Hamlet smiled. "Hold you the watch tonight?" he asked as we all got up off the floor.

"We do, my lord," Barnardo, Marcellus, and I said all together.

"Armed, say you?" he further questioned us.

"Armed, my lord," we replied, pulling our guns out in a flourish I encourage you to try at home if a Darwin Award tickles your fancy.

"From top to toe?"

"My lord, from head to foot," we said to finish up our Three Musketeers-style unity.

"Then saw you not his face?"

"O, yes," I nodded while I holstered my weapon, "he wore his beaver up."

"Stop talking about my dad like that!"

"Hamlet, a beaver in this sense isn't—" Barnardo began to explain, before deciding it would be funnier to just let it be.

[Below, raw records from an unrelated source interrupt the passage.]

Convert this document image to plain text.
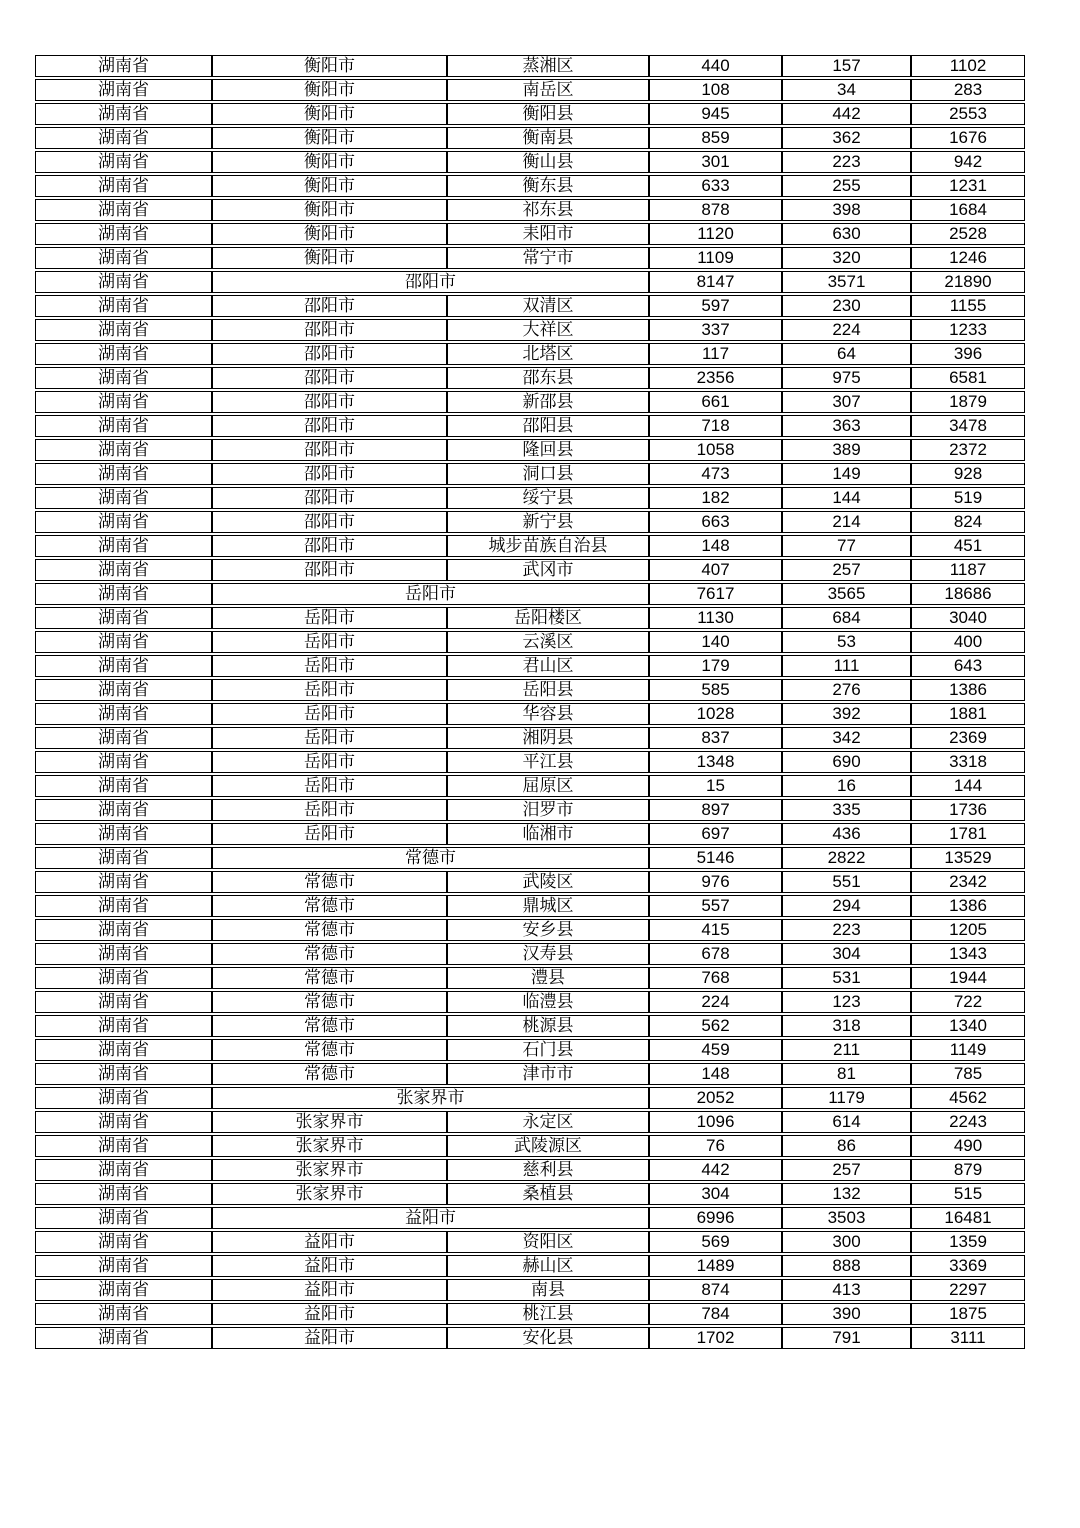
湖南省	衡阳市	蒸湘区	440	157	1102
湖南省	衡阳市	南岳区	108	34	283
湖南省	衡阳市	衡阳县	945	442	2553
湖南省	衡阳市	衡南县	859	362	1676
湖南省	衡阳市	衡山县	301	223	942
湖南省	衡阳市	衡东县	633	255	1231
湖南省	衡阳市	祁东县	878	398	1684
湖南省	衡阳市	耒阳市	1120	630	2528
湖南省	衡阳市	常宁市	1109	320	1246
湖南省	邵阳市		8147	3571	21890
湖南省	邵阳市	双清区	597	230	1155
湖南省	邵阳市	大祥区	337	224	1233
湖南省	邵阳市	北塔区	117	64	396
湖南省	邵阳市	邵东县	2356	975	6581
湖南省	邵阳市	新邵县	661	307	1879
湖南省	邵阳市	邵阳县	718	363	3478
湖南省	邵阳市	隆回县	1058	389	2372
湖南省	邵阳市	洞口县	473	149	928
湖南省	邵阳市	绥宁县	182	144	519
湖南省	邵阳市	新宁县	663	214	824
湖南省	邵阳市	城步苗族自治县	148	77	451
湖南省	邵阳市	武冈市	407	257	1187
湖南省	岳阳市		7617	3565	18686
湖南省	岳阳市	岳阳楼区	1130	684	3040
湖南省	岳阳市	云溪区	140	53	400
湖南省	岳阳市	君山区	179	111	643
湖南省	岳阳市	岳阳县	585	276	1386
湖南省	岳阳市	华容县	1028	392	1881
湖南省	岳阳市	湘阴县	837	342	2369
湖南省	岳阳市	平江县	1348	690	3318
湖南省	岳阳市	屈原区	15	16	144
湖南省	岳阳市	汨罗市	897	335	1736
湖南省	岳阳市	临湘市	697	436	1781
湖南省	常德市		5146	2822	13529
湖南省	常德市	武陵区	976	551	2342
湖南省	常德市	鼎城区	557	294	1386
湖南省	常德市	安乡县	415	223	1205
湖南省	常德市	汉寿县	678	304	1343
湖南省	常德市	澧县	768	531	1944
湖南省	常德市	临澧县	224	123	722
湖南省	常德市	桃源县	562	318	1340
湖南省	常德市	石门县	459	211	1149
湖南省	常德市	津市市	148	81	785
湖南省	张家界市		2052	1179	4562
湖南省	张家界市	永定区	1096	614	2243
湖南省	张家界市	武陵源区	76	86	490
湖南省	张家界市	慈利县	442	257	879
湖南省	张家界市	桑植县	304	132	515
湖南省	益阳市		6996	3503	16481
湖南省	益阳市	资阳区	569	300	1359
湖南省	益阳市	赫山区	1489	888	3369
湖南省	益阳市	南县	874	413	2297
湖南省	益阳市	桃江县	784	390	1875
湖南省	益阳市	安化县	1702	791	3111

Nevertheless, he simplified it to ruin the joke on your part. "We could see his face."

"What, he looked he frowningly?" Hamlet said.

"Like, he was dead," Marcellus said. "What do you think?"

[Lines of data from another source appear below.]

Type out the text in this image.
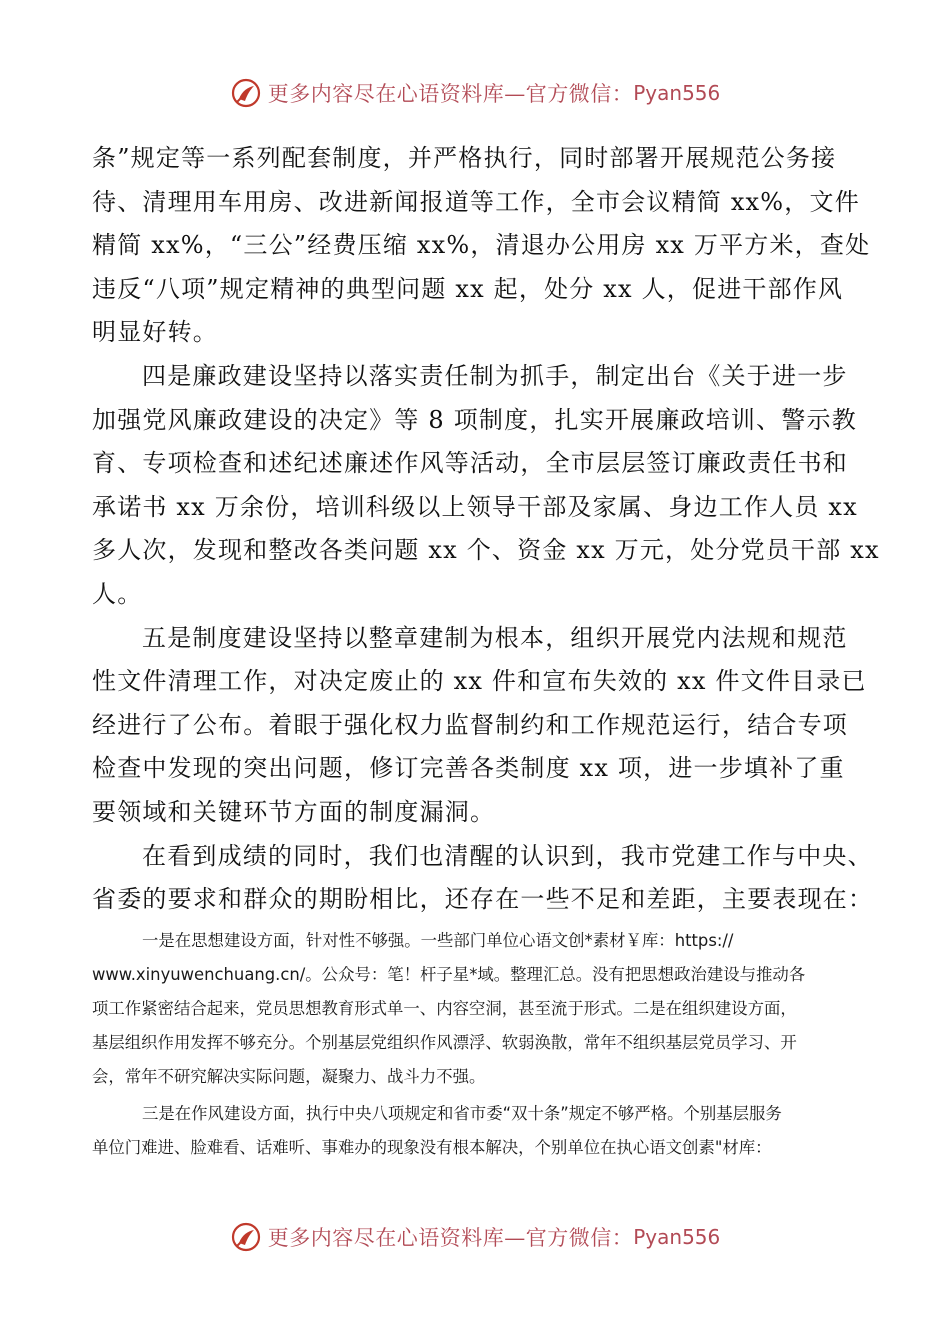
更多内容尽在心语资料库—官方微信： Pyan556
条”规定等一系列配套制度，并严格执行，同时部署开展规范公务接
待、清理用车用房、改进新闻报道等工作，全市会议精简 xx%，文件
精简 xx%，“三公”经费压缩 xx%，清退办公用房 xx 万平方米，查处
违反“八项”规定精神的典型问题 xx 起，处分 xx 人，促进干部作风
明显好转。
四是廉政建设坚持以落实责任制为抓手，制定出台《关于进一步
加强党风廉政建设的决定》等 8 项制度，扎实开展廉政培训、警示教
育、专项检查和述纪述廉述作风等活动，全市层层签订廉政责任书和
承诺书 xx 万余份，培训科级以上领导干部及家属、身边工作人员 xx
多人次，发现和整改各类问题 xx 个、资金 xx 万元，处分党员干部 xx
人。
五是制度建设坚持以整章建制为根本，组织开展党内法规和规范
性文件清理工作，对决定废止的 xx 件和宣布失效的 xx 件文件目录已
经进行了公布。着眼于强化权力监督制约和工作规范运行，结合专项
检查中发现的突出问题，修订完善各类制度 xx 项，进一步填补了重
要领域和关键环节方面的制度漏洞。
在看到成绩的同时，我们也清醒的认识到，我市党建工作与中央、
省委的要求和群众的期盼相比，还存在一些不足和差距，主要表现在：
一是在思想建设方面，针对性不够强。一些部门单位心语文创*素材￥库：https://
www.xinyuwenchuang.cn/。公众号：笔！杆子星*域。整理汇总。没有把思想政治建设与推动各
项工作紧密结合起来，党员思想教育形式单一、内容空洞，甚至流于形式。二是在组织建设方面，
基层组织作用发挥不够充分。个别基层党组织作风漂浮、软弱涣散，常年不组织基层党员学习、开
会，常年不研究解决实际问题，凝聚力、战斗力不强。
三是在作风建设方面，执行中央八项规定和省市委“双十条”规定不够严格。个别基层服务
单位门难进、脸难看、话难听、事难办的现象没有根本解决，个别单位在执心语文创素"材库：
更多内容尽在心语资料库—官方微信： Pyan556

"A countenance more in sorrow than in anger," I clarified.

"Pale or red?"

"Nay, very pale."

"Because he was dead," Marcellus added.

"And fixed his eyes upon you?"

"Most constantly," I said, being reminded that I had to cover up my own eyes after leaving them exposed and vulnerable to revealing my inability to act to the world for so long, thus putting the glasses back on when I did.

"I would I had been there," Hamlet moped.

"It would have much amazed you."

"Very like," Hamlet said, and by now you all know that he's going to go see the ghost anyway, so all this knowing tease of dialogue isn't very entertaining. "Stayed it long?"

"While one with moderate haste might tell a hundred."

"Longer, longer," Marcellus and Barnardo argued.

"Not when I saw 't," I said, shocked by their lengthy, privileged views of the thing. I could totally fire them for that.

"His beard was grizzled, too?" Hamlet continued prying for description.

"It was as I have seen it in his life," I said, "a sable silvered."

Hamlet nodded. "I will watch tonight. Perchance 'twill walk again."

"I warrant it will."

"If it assume my noble father's person, I'll speak to it, though hell itself should gape and bid me hold my peace." First the man defies God by attempting suicide, now he's going to defy Satan by talking to the ghost of his father. Clearly, Hamlet has a death wish. "I pray you all, if you have hitherto concealed this sight, let it be tenable in your silence still; and whatsoever else shall hap tonight, give it an understanding but no tongue." Well, there goes any chance of me getting some action tonight. "I will requite your loves." Barnardo gasped. "No, not in that way," he assured us of his straightness. "So fare you well," he said while bidding us ado. "Upon the platform, 'twixt eleven and twelve, I'll visit you."

"Our duty to your Honor," our trio waved goodbye, leaving Hamlet alone in the room to bitch.

"Your loves, as mine to you. Farewell." Certain that he was alone once more, he then said, in tears, of course, "My father's spirit—in arms! All is not well. I doubt some foul play," he said ironically, since that's totally what was up in this crime-ridden hellhole of a Caribbean paradise. Oh, that's right, we're not in Miami right now, we're still in the Bahamas. I apologize, Bahamians. Your many bikinied women do please the eye so. "Would the night were come!" It was already here, but I digress. "Till then, sit still, my soul. Foul deeds will rise, though all the earth o'erwhelm them, to men's eyes."